The trend in inflammatory diseases is to achieve remission as soon as possible. That requires rapid assessment of the effect of initial therapy and escalation of therapy if progress is not made. In Crohn’s disease, guidelines say that corticosteroids are first-line treatment and may be followed by biologics such as Humira and Cimzia if progress is not evident.
The treatment of hepatitis C has been turned on its head by two new specialty products. “Prior to mid-2011 the recommended treatment was a combination of a pegylated interferon and ribavirin. Then came the protease inhibitors, and they immediately changed the recommended therapy,” says Kaddis. “Now a patient with hepatitis infection is put on triple therapy including pegylated interferon, ribavirin, and a protease inhibitor, either Victrelis or Incivek.”
Therapy guidelines for hepatitis C recommended triple therapy almost immediately after the release of the protease inhibitors. The Express Scripts 2013 Drug Trend Report says that in 2012, the utilization of specialty medications for hepatitis C increased by 29% — driven almost entirely by Victrelis and Incivek.
Health plans face a challenge in keeping up with early use of specialty drugs that may be becoming the standard of care.
“One might think that health plans have the advantage of monitoring claims so that they can see changing treatment patterns in the use of specialty drugs, such as early treatment, but that is not necessarily the case,” says Brian Solow, MD, chief medical officer at OptumRx, UnitedHealthcare’s in-house PBM.
“I don’t think tracking claims is the way to go,” says Brian Solow, MD, CMO of OptumRx. He doesn’t want to merely respond after the fact.

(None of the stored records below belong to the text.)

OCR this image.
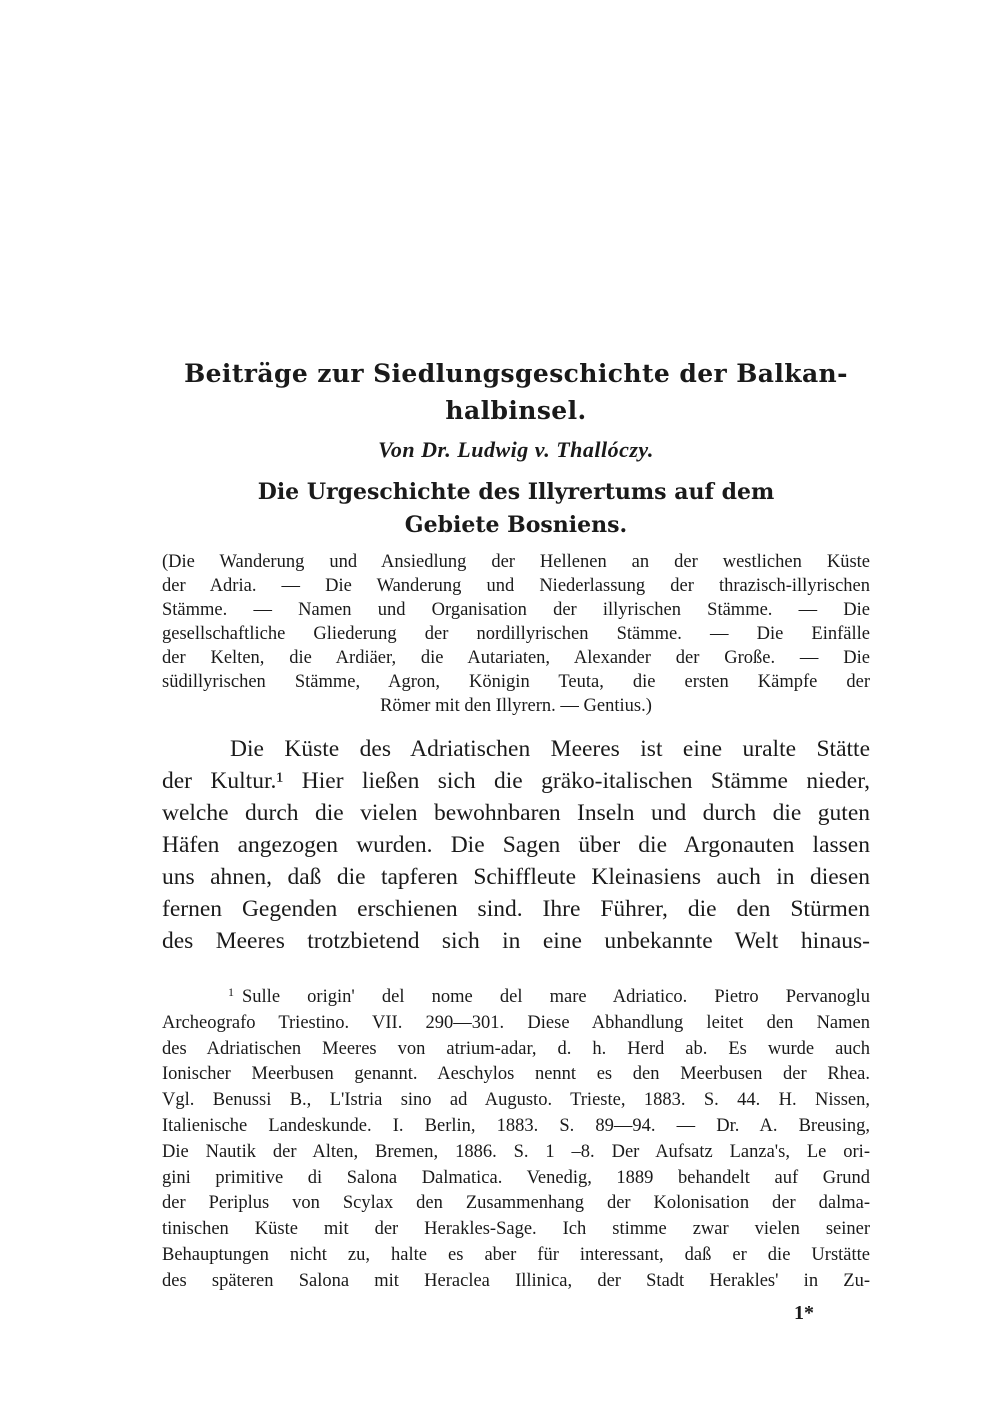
Beiträge zur Siedlungsgeschichte der Balkan-
halbinsel.
Von Dr. Ludwig v. Thallóczy.
Die Urgeschichte des Illyrertums auf dem
Gebiete Bosniens.
(Die Wanderung und Ansiedlung der Hellenen an der westlichen Küste
der Adria. — Die Wanderung und Niederlassung der thrazisch-illyrischen
Stämme. — Namen und Organisation der illyrischen Stämme. — Die
gesellschaftliche Gliederung der nordillyrischen Stämme. — Die Einfälle
der Kelten, die Ardiäer, die Autariaten, Alexander der Große. — Die
südillyrischen Stämme, Agron, Königin Teuta, die ersten Kämpfe der
Römer mit den Illyrern. — Gentius.)
Die Küste des Adriatischen Meeres ist eine uralte Stätte
der Kultur.¹ Hier ließen sich die gräko-italischen Stämme nieder,
welche durch die vielen bewohnbaren Inseln und durch die guten
Häfen angezogen wurden. Die Sagen über die Argonauten lassen
uns ahnen, daß die tapferen Schiffleute Kleinasiens auch in diesen
fernen Gegenden erschienen sind. Ihre Führer, die den Stürmen
des Meeres trotzbietend sich in eine unbekannte Welt hinaus-
$^1$ Sulle origin' del nome del mare Adriatico. Pietro Pervanoglu
Archeografo Triestino. VII. 290—301. Diese Abhandlung leitet den Namen
des Adriatischen Meeres von atrium-adar, d. h. Herd ab. Es wurde auch
Ionischer Meerbusen genannt. Aeschylos nennt es den Meerbusen der Rhea.
Vgl. Benussi B., L'Istria sino ad Augusto. Trieste, 1883. S. 44. H. Nissen,
Italienische Landeskunde. I. Berlin, 1883. S. 89—94. — Dr. A. Breusing,
Die Nautik der Alten, Bremen, 1886. S. 1 –8. Der Aufsatz Lanza's, Le ori-
gini primitive di Salona Dalmatica. Venedig, 1889 behandelt auf Grund
der Periplus von Scylax den Zusammenhang der Kolonisation der dalma-
tinischen Küste mit der Herakles-Sage. Ich stimme zwar vielen seiner
Behauptungen nicht zu, halte es aber für interessant, daß er die Urstätte
des späteren Salona mit Heraclea Illinica, der Stadt Herakles' in Zu-
1*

While health plans and PBMs are working to capture complete, accurate, and timely claims information, there are many holes in the process that are beyond the control of health plans, starting with pharmacies submitting claims.
“One of the biggest challenges that managed care organizations have is understanding the course of treatment at the level of the individual patient,” says Kaddis.
“In many cases, it’s difficult to coordinate and track use of conventional drugs under the pharmacy benefit and biologics under the medical benefit. That means it’s difficult to track evolving patterns in the course of therapy for diseases with specialty drugs.”
The data-analysis approach may not be the answer. “I don’t think tracking claims is the way to go,” says Solow. “We want to act as an adjunct to physicians’ care, not monitor and respond to it after the fact. Physicians often believe that when the standard of practice changes, health plans are not keeping up. We need to be timely, monitor the literature, monitor the national organizations, and keep in touch with our consultants to keep ahead of the changes.”
He adds that it is important to stay focused on real evidence for specialty products, but this approach is more proactive than relying entirely on clinical guidelines or major published studies.